Ceux qui se dirigent vers Mourmelon aperçoivent une dernière fois l’aéroplane Loisin filant à tire-d’aile, c’est le cas de le dire, dans la direction de son garage du camp de Châlons.

Ils le saluent de leurs acclamations, heureux de l’entrevoir une fois encore.

Mais l’appareil passe vite, s’éloigne. Son pilote a-t-il seulement entendu ?

Il est probable que non. Il rêve, si rompu à la manœuvre du planeur, qu’il l’assure d’instinct, tandis que son esprit flotte encore au-dessus de Mourmelon suivant une silhouette gracieuse et blonde.
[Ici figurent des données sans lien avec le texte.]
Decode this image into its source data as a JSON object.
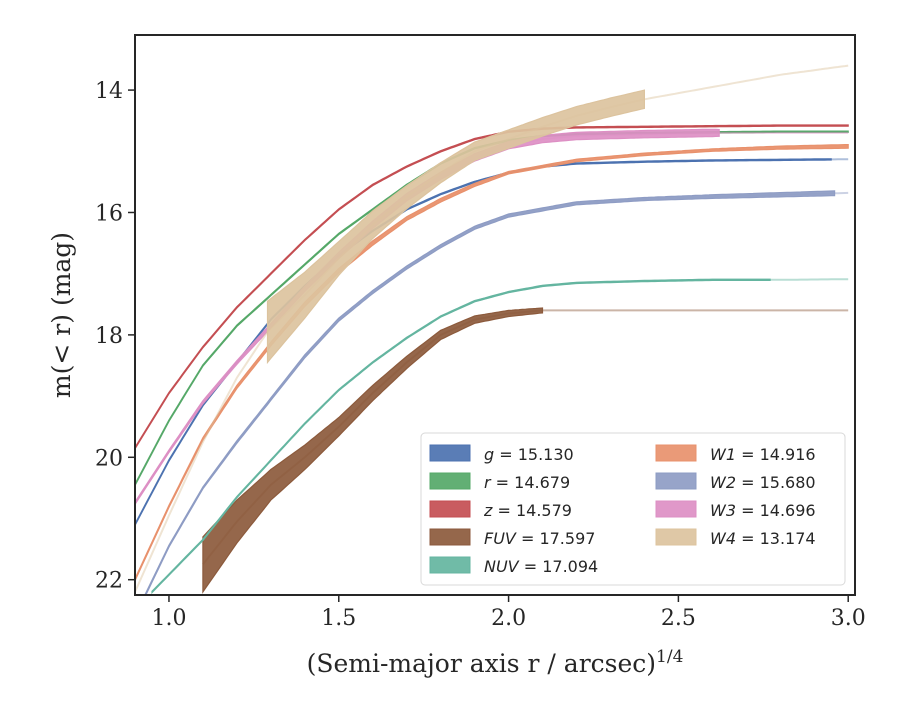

Tout là-bas, en avant, il discerne le hangar Loisin. Alentour se tient un groupe de personnes. François reconnaît le constructeur, les aides, le comptable Tiral.

Mais voici aussi M. Fairtime et ses fils : Péterpaul, Jim.

Que font-ils en cet endroit ?

L’aéroplane est trop rapide pour lui laisser le temps de répondre à la question.

Il se pose avec une douceur remarquable à quelques mètres du hangar…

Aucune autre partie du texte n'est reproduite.